In two of the three cases, right and left heart catheterization showed RSoVA forming an aorta to RV fistula with multiple end holes, high flow, low resistance, and multi-fenestrated left-to-right shunting. These findings indicated increased pulmonary artery flow with low pulmonary arteriolar resistance index and a positive oxygen test, suggesting the need for transcatheter closure or surgery. RSoVA can result in aortic valve insufficiency, right ventricular outflow tract obstruction, and myocardial ischemia. Timely surgical intervention is imperative to address these complications once the diagnosis is confirmed [5]. The prognosis following surgical repair of SoVA is generally favorable. Early diagnosis and prompt surgical intervention are essential for enhancing survival rates [15]. The reported preoperative mortality rate stands at 7%, with a long-term survival rate of approximately 63% in extensive case series [7].

While this study offers strengths in presenting three case reports with similar clinical presentations and diagnoses, several limitations warrant attention. Firstly, all three patients did not undergo surgical treatment; instead, they received symptom management and oral medication therapy with monthly outpatient clinic follow-ups. Consequently, this case series cannot evaluate the outcomes or determine the post-surgical prognosis of these patients. Secondly, one out of the three cases was lost to follow-up during oral medication therapy, preventing ongoing monitoring and assessment.

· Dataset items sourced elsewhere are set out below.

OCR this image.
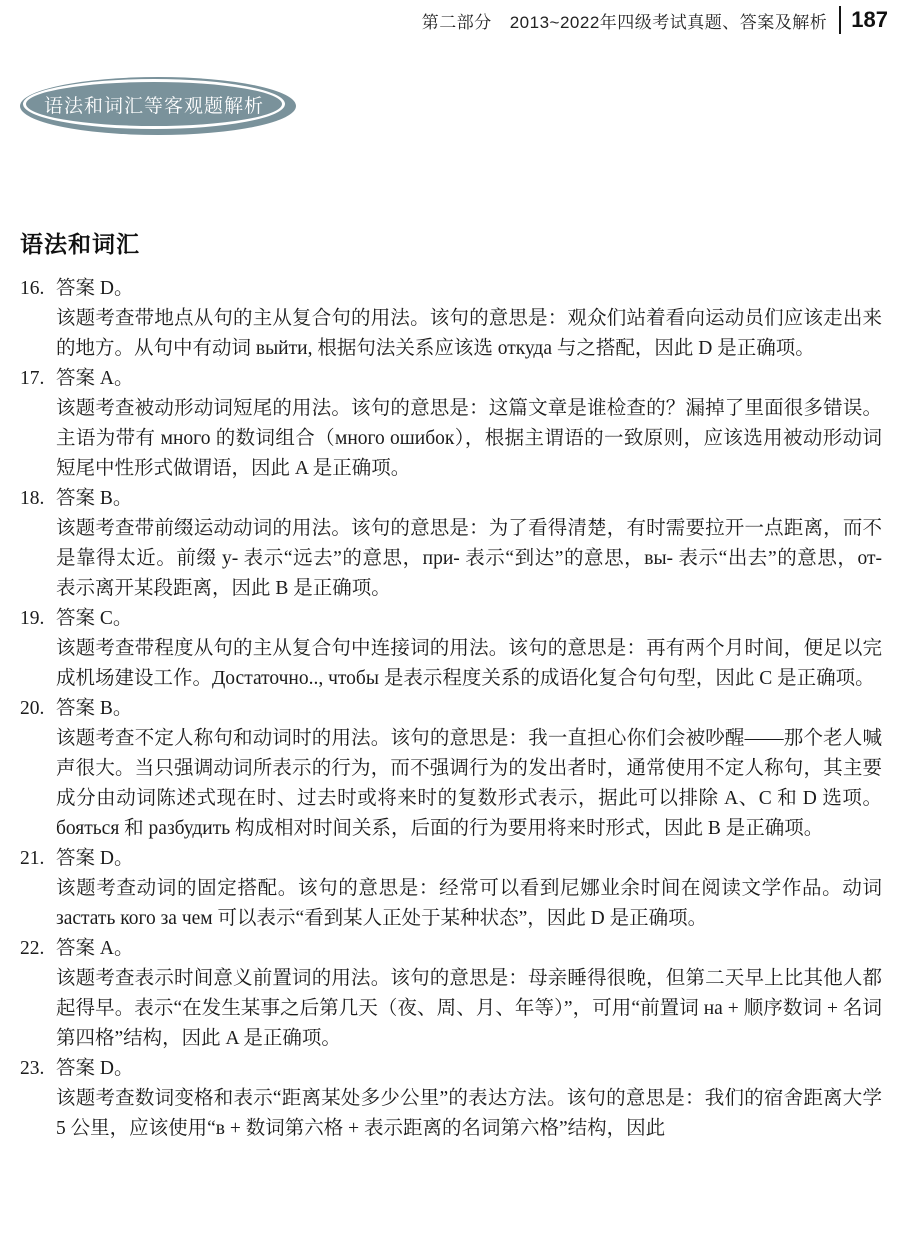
第二部分 2013~2022年四级考试真题、答案及解析 187
语法和词汇等客观题解析
语法和词汇
16. 答案 D。
该题考查带地点从句的主从复合句的用法。该句的意思是：观众们站着看向运动员们应该走出来的地方。从句中有动词 выйти, 根据句法关系应该选 откуда 与之搭配，因此 D 是正确项。
17. 答案 A。
该题考查被动形动词短尾的用法。该句的意思是：这篇文章是谁检查的？漏掉了里面很多错误。主语为带有 много 的数词组合（много ошибок），根据主谓语的一致原则，应该选用被动形动词短尾中性形式做谓语，因此 A 是正确项。
18. 答案 B。
该题考查带前缀运动动词的用法。该句的意思是：为了看得清楚，有时需要拉开一点距离，而不是靠得太近。前缀 у- 表示“远去”的意思，при- 表示“到达”的意思，вы- 表示“出去”的意思，от- 表示离开某段距离，因此 B 是正确项。
19. 答案 C。
该题考查带程度从句的主从复合句中连接词的用法。该句的意思是：再有两个月时间，便足以完成机场建设工作。Достаточно.., чтобы 是表示程度关系的成语化复合句句型，因此 C 是正确项。
20. 答案 B。
该题考查不定人称句和动词时的用法。该句的意思是：我一直担心你们会被吵醒——那个老人喊声很大。当只强调动词所表示的行为，而不强调行为的发出者时，通常使用不定人称句，其主要成分由动词陈述式现在时、过去时或将来时的复数形式表示，据此可以排除 A、C 和 D 选项。бояться 和 разбудить 构成相对时间关系，后面的行为要用将来时形式，因此 B 是正确项。
21. 答案 D。
该题考查动词的固定搭配。该句的意思是：经常可以看到尼娜业余时间在阅读文学作品。动词 застать кого за чем 可以表示“看到某人正处于某种状态”，因此 D 是正确项。
22. 答案 A。
该题考查表示时间意义前置词的用法。该句的意思是：母亲睡得很晚，但第二天早上比其他人都起得早。表示“在发生某事之后第几天（夜、周、月、年等）”，可用“前置词 на + 顺序数词 + 名词第四格”结构，因此 A 是正确项。
23. 答案 D。
该题考查数词变格和表示“距离某处多少公里”的表达方法。该句的意思是：我们的宿舍距离大学 5 公里，应该使用“в + 数词第六格 + 表示距离的名词第六格”结构，因此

This case report highlights the coexistence of CHD, specifically VSD, with RSoVA, a rare occurrence in the general population. Echocardiography plays a crucial role in its diagnosis, which can be definitively confirmed through right and left heart catheterization procedures. Early diagnosis and urgent surgical repair were recommended in this case series, despite surgical intervention not having been performed as of yet.

Conclusions

RSoVA is an uncommon but suspected condition in patients with a long history of VSD and a sudden onset of heart failure, characterized by a continuous murmur with a wide pulse pressure. The most common location for RSoVA is the RCC, as observed in all three cases presented here. Two out of the three cases had peri-membranous and subaortic VSD, with subaortic VSD being more frequently reported in cases of sinus of Valsalva aneurysm. Accurate diagnosis and documentation of RSoVA and its relationship with various cardiac chambers can be achieved effectively using 2D color Doppler and pulsed wave Doppler echocardiography. Although RSoVA can lead to significant morbidity, establishing the diagnosis requires appropriate cardiac imaging. Moreover, it is essential to identify other anomalies, especially CHD, which is often missed during clinical examinations. RSoVA is a condition that necessitates urgent surgical intervention, as it carries a high mortality rate if left untreated. Surgical repair remains the preferred and most effective treatment method for RSoVA.